Marche, quanto ci costa la guerra? 8,5 euro in più per il pieno di benzina 16,7 euro in più per il gasolio

Quanto paghiamo al distributore la crisi del Golfo? Nelle Marche 17,6 euro in più per ogni pieno di gasolio di un’auto media e 8,5 euro in più per la benzina, con rifornimenti al self-service. Non semplici stime, ma calcoli esatti che arrivano dall’Osservatorio prezzi sui carburanti del Ministero delle Imprese e del made in Italia. Alla data di oggi, mercoledì 18 marzo, il prezzo medio della benzina al distributore automatico nelle Marche è salito a 1,839 euro al litro (17,1 centesimi in più rispetto al 27 febbraio, vigilia dell’attacco israelo-americano in Iran) e quello del gasolio a 2,074 (+35,3 cent). Prima che scoppiasse il conflitto, con il blocco dello stretto di Hormuz che ha infiammato il mercato globale del petrolio, in Italia il prezzo medio della benzina era a 1,668 e il gasolio a 1,721 euro al litro, secondo le quotazioni del Mimit sui prezzi al self service del 27 febbraio scorso
Quanto costa il pieno
Un pieno di benzina da 50 litri al self service è arrivato a costare in media nella nostra regione 91,95 euro (con un incremento di 8,5 euro nel periodo), mentre per lo stesso quantitativo di gasolio il costo è salito a 103,7 euro, segnando un aumento di ben 17,6 euro. Il prezzo del gasolio, già partito da una base più alta di un decimo di euro al litro, è cresciuto a un ritmo più che doppio rispetto a quello della benzina. E si tratta di valori medi regionali (non mancano picchi più alti, come stazioni di servizio particolarmente virtuose nel contenimento dei prezzi) e che si tratta sempre di prezzi riferiti al self-service. Per chi si rifornisce al servito, va aggiunto poi un sovrapprezzo che a volte raggiunge i 20 centesimi al litro.

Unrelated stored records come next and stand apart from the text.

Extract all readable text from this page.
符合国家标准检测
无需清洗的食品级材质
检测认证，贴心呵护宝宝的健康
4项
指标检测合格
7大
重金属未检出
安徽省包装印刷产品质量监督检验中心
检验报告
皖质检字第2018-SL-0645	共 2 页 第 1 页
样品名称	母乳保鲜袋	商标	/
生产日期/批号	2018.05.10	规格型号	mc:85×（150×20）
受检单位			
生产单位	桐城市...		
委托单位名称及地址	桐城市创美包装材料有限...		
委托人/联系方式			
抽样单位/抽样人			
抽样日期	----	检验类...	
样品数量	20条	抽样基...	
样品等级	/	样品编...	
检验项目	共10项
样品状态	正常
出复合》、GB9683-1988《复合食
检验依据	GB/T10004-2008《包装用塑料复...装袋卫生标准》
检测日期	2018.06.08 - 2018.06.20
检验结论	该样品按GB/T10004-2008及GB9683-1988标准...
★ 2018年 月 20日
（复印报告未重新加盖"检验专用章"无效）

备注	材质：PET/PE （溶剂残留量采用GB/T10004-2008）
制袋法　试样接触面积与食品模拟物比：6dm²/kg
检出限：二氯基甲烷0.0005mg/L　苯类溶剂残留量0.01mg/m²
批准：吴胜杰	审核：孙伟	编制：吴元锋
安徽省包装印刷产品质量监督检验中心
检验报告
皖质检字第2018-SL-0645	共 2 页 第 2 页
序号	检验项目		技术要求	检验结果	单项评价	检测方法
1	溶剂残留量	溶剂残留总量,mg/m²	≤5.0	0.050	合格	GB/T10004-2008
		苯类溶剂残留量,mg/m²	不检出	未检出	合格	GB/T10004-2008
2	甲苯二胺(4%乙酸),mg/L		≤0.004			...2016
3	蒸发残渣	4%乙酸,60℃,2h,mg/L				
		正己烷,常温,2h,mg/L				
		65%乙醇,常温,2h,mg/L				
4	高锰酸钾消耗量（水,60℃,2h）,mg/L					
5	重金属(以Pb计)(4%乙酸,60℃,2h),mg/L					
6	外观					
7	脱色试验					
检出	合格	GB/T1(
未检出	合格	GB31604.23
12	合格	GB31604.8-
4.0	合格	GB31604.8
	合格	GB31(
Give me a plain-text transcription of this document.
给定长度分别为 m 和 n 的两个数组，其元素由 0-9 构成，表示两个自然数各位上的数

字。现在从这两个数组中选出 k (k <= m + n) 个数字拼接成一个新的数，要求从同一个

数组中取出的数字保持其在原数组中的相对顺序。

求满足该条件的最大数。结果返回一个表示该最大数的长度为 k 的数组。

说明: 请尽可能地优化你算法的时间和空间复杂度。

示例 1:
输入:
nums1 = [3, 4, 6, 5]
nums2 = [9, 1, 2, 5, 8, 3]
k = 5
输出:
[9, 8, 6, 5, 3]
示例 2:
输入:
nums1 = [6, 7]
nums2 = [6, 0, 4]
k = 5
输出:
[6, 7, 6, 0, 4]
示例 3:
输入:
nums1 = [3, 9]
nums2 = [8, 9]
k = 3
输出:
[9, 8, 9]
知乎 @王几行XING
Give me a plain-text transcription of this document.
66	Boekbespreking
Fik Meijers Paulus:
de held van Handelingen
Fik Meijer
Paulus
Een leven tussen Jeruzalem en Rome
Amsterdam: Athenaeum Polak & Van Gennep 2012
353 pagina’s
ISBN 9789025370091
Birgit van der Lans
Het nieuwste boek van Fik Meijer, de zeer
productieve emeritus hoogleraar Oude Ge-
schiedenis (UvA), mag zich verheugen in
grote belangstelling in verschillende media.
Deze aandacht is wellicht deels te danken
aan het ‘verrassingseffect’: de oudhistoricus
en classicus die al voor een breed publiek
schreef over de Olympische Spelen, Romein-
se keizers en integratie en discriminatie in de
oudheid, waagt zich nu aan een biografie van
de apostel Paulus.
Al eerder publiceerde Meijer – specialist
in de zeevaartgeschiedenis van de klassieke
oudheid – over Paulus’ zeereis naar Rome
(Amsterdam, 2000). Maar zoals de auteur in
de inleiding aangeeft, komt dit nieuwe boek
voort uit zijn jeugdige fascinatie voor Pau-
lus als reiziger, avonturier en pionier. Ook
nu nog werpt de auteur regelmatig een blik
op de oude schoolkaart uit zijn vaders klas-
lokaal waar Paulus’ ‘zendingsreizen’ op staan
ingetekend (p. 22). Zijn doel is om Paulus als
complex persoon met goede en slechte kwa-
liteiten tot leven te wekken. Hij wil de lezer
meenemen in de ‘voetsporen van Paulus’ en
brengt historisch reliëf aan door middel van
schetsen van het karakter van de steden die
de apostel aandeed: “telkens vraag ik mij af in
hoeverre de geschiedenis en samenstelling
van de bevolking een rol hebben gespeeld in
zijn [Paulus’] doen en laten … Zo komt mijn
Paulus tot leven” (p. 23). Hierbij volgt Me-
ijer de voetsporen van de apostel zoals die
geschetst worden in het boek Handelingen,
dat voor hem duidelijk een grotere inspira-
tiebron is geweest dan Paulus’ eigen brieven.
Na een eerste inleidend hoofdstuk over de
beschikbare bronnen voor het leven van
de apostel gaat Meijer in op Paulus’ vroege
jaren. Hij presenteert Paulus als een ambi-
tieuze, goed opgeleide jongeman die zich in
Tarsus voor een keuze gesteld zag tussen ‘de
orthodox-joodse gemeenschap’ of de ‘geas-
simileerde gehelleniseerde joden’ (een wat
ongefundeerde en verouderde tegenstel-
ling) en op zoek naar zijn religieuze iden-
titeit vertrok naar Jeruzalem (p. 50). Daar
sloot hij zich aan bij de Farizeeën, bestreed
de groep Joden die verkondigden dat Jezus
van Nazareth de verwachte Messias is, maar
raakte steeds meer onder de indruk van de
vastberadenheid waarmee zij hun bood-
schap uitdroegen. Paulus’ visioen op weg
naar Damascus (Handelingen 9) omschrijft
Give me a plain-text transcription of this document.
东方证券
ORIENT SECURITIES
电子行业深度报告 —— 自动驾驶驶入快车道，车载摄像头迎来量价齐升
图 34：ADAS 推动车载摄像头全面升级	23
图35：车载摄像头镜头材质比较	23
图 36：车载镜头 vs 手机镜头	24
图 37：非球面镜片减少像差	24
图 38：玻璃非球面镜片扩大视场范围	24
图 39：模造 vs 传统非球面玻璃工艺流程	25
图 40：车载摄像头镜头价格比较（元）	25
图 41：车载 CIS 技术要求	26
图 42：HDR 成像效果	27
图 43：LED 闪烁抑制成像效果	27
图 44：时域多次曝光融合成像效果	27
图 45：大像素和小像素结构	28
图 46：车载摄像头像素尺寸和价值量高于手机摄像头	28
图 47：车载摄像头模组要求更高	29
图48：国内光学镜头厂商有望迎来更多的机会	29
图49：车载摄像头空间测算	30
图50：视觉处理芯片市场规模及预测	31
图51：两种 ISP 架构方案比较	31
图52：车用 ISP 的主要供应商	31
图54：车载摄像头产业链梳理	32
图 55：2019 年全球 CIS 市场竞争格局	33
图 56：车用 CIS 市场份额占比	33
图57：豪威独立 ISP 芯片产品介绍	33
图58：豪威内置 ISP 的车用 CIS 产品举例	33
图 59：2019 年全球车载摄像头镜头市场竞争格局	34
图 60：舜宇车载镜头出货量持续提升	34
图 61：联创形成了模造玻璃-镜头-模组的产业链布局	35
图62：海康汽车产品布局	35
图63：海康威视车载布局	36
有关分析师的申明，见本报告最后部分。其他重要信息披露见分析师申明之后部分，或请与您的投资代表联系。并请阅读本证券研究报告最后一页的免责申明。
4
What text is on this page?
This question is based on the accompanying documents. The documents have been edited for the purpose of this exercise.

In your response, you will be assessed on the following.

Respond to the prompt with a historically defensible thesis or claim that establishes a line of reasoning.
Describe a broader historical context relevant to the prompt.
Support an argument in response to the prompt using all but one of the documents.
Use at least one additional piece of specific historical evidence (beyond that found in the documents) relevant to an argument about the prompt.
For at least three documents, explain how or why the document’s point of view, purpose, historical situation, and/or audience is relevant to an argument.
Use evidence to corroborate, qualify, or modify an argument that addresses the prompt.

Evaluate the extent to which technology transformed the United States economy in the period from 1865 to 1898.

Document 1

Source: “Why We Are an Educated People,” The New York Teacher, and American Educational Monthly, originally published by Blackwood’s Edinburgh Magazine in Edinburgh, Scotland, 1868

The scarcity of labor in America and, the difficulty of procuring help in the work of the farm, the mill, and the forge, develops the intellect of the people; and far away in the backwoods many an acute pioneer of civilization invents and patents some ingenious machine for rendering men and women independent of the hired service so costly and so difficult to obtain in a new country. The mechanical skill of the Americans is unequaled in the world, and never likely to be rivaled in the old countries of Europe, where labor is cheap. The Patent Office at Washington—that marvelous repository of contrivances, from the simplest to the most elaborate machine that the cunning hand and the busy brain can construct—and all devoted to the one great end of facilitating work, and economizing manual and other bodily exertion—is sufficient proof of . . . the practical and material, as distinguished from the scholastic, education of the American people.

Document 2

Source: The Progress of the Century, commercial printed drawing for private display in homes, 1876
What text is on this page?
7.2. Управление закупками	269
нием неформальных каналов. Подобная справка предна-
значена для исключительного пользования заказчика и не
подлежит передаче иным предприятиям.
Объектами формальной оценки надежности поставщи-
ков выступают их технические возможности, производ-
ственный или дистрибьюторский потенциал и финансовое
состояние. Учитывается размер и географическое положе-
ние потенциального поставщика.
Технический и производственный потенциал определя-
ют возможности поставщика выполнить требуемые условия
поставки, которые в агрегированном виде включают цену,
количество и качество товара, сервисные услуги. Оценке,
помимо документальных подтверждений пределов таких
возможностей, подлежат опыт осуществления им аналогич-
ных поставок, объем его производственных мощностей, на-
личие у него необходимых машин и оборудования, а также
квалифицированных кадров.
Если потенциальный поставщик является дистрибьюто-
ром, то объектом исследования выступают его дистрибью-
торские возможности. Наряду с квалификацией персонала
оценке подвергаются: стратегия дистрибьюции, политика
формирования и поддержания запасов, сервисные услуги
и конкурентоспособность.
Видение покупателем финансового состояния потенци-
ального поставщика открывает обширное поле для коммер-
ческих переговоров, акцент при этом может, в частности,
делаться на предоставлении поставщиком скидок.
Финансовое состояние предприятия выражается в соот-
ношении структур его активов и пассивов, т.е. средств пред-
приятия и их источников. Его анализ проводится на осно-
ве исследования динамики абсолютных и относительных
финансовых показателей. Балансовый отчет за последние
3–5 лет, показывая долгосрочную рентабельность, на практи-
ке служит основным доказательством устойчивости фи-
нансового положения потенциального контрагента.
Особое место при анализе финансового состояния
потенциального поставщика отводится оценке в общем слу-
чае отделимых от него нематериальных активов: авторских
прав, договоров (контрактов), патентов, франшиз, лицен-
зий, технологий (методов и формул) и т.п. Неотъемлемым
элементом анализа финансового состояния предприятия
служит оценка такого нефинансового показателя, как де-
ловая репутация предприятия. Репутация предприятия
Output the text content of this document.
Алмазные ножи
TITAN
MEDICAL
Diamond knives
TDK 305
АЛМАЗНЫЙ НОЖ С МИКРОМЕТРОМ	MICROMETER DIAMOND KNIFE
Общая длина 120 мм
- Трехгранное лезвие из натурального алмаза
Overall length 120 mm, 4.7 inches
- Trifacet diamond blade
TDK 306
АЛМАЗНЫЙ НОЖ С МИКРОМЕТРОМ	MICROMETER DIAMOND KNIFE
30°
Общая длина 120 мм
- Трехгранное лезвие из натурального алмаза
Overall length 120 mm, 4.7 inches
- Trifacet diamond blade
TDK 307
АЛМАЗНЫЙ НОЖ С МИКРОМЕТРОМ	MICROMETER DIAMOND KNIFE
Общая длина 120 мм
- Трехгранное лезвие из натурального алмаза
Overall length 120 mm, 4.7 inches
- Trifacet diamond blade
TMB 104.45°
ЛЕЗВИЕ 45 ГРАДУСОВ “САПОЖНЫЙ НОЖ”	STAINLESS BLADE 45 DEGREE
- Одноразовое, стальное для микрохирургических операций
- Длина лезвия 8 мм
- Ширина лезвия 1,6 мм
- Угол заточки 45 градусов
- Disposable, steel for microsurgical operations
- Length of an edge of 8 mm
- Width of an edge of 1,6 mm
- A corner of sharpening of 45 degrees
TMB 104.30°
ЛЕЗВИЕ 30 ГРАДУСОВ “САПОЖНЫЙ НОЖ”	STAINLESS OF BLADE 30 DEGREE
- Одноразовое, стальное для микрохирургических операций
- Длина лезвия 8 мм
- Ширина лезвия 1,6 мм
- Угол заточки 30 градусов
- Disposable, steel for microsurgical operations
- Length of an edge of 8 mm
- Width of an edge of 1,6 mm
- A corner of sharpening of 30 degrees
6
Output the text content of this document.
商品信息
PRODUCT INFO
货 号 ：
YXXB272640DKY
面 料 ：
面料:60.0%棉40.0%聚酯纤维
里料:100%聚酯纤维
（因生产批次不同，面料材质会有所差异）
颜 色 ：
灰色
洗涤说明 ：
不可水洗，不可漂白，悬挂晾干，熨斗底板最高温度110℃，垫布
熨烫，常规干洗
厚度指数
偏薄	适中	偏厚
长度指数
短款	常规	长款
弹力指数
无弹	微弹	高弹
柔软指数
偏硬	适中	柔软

Continua a salire anche il prezzo del metano, arrivato come media regionale a 1,415 al chilo, mentre il Gpl rimane stabile da diversi giorni a 0,707 al litro.
Nelle Marche le tariffe più basse
Nonostante gli ultimi rincari le Marche restano la regione dove fare il pieno costa di meno, sia per il diesel che per la benzina. Il picco del caro carburanti, secondo l’osservatorio del Mimit, si raggiunge nella provincia autonoma di Bolzano, con il prezzo medio del gasolio al self a 2,169 e quello della benzina a 1,950. Hanno prezzi medi decisamente superiori ai nostri anche regioni più o meno della stessa taglia, come il Friuli-Venezia-Giulia (2,117 per il diesel, 1,870 per la benzina) o nostre confinanti come l’Emilia Romagna (2,104 e 1,864).
Il gasolio in Italia sopra quota 2,1 euro al litro
Il gasolio in modalità self, come fa notare l’Unione Nazionale Consumatori, nella giornata di oggi, mercoledì 18 marzo, ha sfondato la soglia di 2,1 euro anche nella rete stradale, come prezzo medio nazionale calcolato sulla base dei prezzi medi regionali pubblicati dal Mimit. Facendo la media aritmetica dei dati regionali, si arriva a 2,105 euro contro i 2,090 euro di ieri. A sfondare questo limite sono svariate regioni: Basilicata, Calabria, Campania, Emilia Romagna, Liguria, Lombardia, Piemonte, Puglia (2,1 esatti), Veneto. Altre regioni lo avevano già superato nei giorni scorsi, solo 7 regioni, tra cui le Marche, resistono restando ancora sotto 2,1 euro. Il record di incremento giornaliero spetta alla Liguria: 2 centesimi in più in un solo giorno, pari a 1 euro per un pieno di 50 litri.